Desperately Seeking the News
By Henry Walker
SEPTEMBER 8, 1997: While the mainstream media continue to feed the public's insatiable appetite for details about the death of Princess Diana, editors and news directors hypocritically condemn the tabloids for giving her so little privacy.
The lead editorial in Monday's Tennessean bemoaned readers' 20-year fascination with Diana. But the same issue published a dozen news stories about her and her family, 13 photographs, and a drawing explaining how the crash occurred. Tuesday's paper featured a "special report" on Diana, six more stories, five photos, and a column, including a grisly account of how French doctors manually tried to squeeze life into her failing heart.
"Media here spurn work of paparazzi," according to one Tennessean article. Editor Frank Sutherland was quoted as saying his paper won't buy celebrity photographs from free-lancers "unless it was a legitimate news event, where the celebrity knew he was in public or at a public event." In the same self-righteous tone, editors at the Star and the National Enquirer have promised not to buy or publish photos of the injured princess inside the wrecked vehicle. "That's blood money," said a spokesman for the Enquirer. A local newsstand owner said he will personally review all the tabloids and won't sell any papers that print pictures that are "intrusive" of Diana's privacy.
When the press all talk as one, be suspicious. Diana's death is obviously a "legitimate news event," and photos of her trapped in the car are newsworthy and ought to be published.
Newspapers routinely show accident victims, if the pictures are not too gruesome, and television news reports often include videotape of someone getting killed or maimed, after warning viewers that they might want to "turn their heads from the screen."
Pictures of one of the year's biggest news stories will soon be published worldwide. It's just a question of who's going to do it first. Within a few days, a week at most, we will all be staring curiously at Diana's bloody face and pondering the fragility of life.
Great spiritsIndian graves, it seems, are everywhere--on the site of a future Wal-Mart in West Meade and, now, beneath a yet-to-be-built library in Brentwood--provoking demonstrations, prayer ceremonies, threats of lawsuits, and lots of sympathetic media attention. Even The New York Times published a story comparing the removal of Indian graves in West Meade to the infamous Trail of Tears.
Quoting local Cherokees and descendants of other modern tribes, reporters solemnly revealed that an Indian spirit "doesn't reach its final destination until it totally returns to the earth," meaning the ancient bones can't be moved until they've crumbled to dust. It's a Native American tradition "as ancient as the Americas," wrote one gullible journalist.
But neither the press nor their Native American sources know much about those prehistoric graves or the beliefs of the dead who lie there. No one does. These were the mysterious "Mound Builders" who flourished in Middle Tennessee around 1100 A.D. but disappeared long before white settlers arrived, leaving behind abandoned earthen forts, temple mounds, and "vast cemeteries of an extinct race, immense numbers of whose remains are buried in all the caves and mounds, and at every living spring on both sides of the Cumberland," according to an early history of Nashville. Indians of that era, claiming less knowledge than some of their descendants, said there are no traditions to explain the origin or fate of the Mound Builders.
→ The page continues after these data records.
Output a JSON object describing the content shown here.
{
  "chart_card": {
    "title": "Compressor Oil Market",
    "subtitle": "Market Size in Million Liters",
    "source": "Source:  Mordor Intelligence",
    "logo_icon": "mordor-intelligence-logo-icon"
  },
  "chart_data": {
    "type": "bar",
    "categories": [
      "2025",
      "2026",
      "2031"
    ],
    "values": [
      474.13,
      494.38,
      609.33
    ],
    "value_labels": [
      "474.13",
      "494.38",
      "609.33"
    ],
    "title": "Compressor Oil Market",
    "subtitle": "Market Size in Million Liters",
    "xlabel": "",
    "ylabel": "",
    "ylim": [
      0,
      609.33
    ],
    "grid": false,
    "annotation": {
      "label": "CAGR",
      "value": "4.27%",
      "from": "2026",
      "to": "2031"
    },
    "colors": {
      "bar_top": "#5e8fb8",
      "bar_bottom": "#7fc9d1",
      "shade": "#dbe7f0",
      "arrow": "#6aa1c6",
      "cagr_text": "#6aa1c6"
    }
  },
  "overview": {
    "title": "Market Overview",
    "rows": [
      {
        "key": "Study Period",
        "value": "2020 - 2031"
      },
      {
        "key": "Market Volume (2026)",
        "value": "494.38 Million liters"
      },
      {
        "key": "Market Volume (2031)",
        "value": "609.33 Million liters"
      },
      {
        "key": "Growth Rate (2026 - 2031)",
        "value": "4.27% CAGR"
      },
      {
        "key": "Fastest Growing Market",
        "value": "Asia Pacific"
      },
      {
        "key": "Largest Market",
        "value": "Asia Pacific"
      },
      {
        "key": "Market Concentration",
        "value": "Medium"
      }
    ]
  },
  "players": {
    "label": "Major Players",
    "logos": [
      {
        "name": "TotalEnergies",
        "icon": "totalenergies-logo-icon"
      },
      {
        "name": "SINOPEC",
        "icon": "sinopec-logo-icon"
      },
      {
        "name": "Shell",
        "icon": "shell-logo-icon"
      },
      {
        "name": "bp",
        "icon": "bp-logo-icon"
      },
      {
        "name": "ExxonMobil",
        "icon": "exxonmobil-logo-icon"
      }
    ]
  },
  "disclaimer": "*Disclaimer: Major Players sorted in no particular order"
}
Nashville's pioneers found no Indians living here, just the strange mounds and innumerable, stone-lined graves, which soon disappeared beneath cultivated fields, roads, and houses. Perhaps, as the tradition says, the spirits of the Mound Builders don't like being moved, but at least they're not making up stories for the Times.
Ripped offHave a Nice Day Cafe, a restaurant on Second Avenue, pulled its full-page ads from the Scene recently after food critic Kay West scorched the menu, the drinks, the clientele, and the whole concept of opening a theme restaurant based on the 1970s.
Two weeks later, the Cafe's full-page ad appeared in In Review, a local biweekly paper. The display ad, which was designed by the Scene's staff, was picked up at the Scene's offices by someone claiming to be "Rob Lewis" of "the Morrow Agency," representing the Cafe. Officials from the restaurant told the Scene they never heard of Rob Lewis or the Morrow Agency. Rob Jackson, who sells ads for In Review, admits he "changed a few facts" in order to "make sure I got the ad." He said he thought that if he identified himself, the Scene might not have given him the copy. A Scene spokesman said anyone representing the customer would have been given the ad for a $20 fee.
While In Review's sales staff is busy lifting other people's designs, the paper's editorial writers have been shamelessly borrowing story ideas from Business Nashville.
Six weeks ago, the July-August issue of Business Nashville published profiles of two local businesses--a line of male cosmetics and a housecleaning service--and a longer article on competition among Nashville supermarkets, headlined "Food Fight." Last week, In Review printed short profiles of both the cosmetics and housecleaning companies and a feature on competition among local grocery stores called "food fight."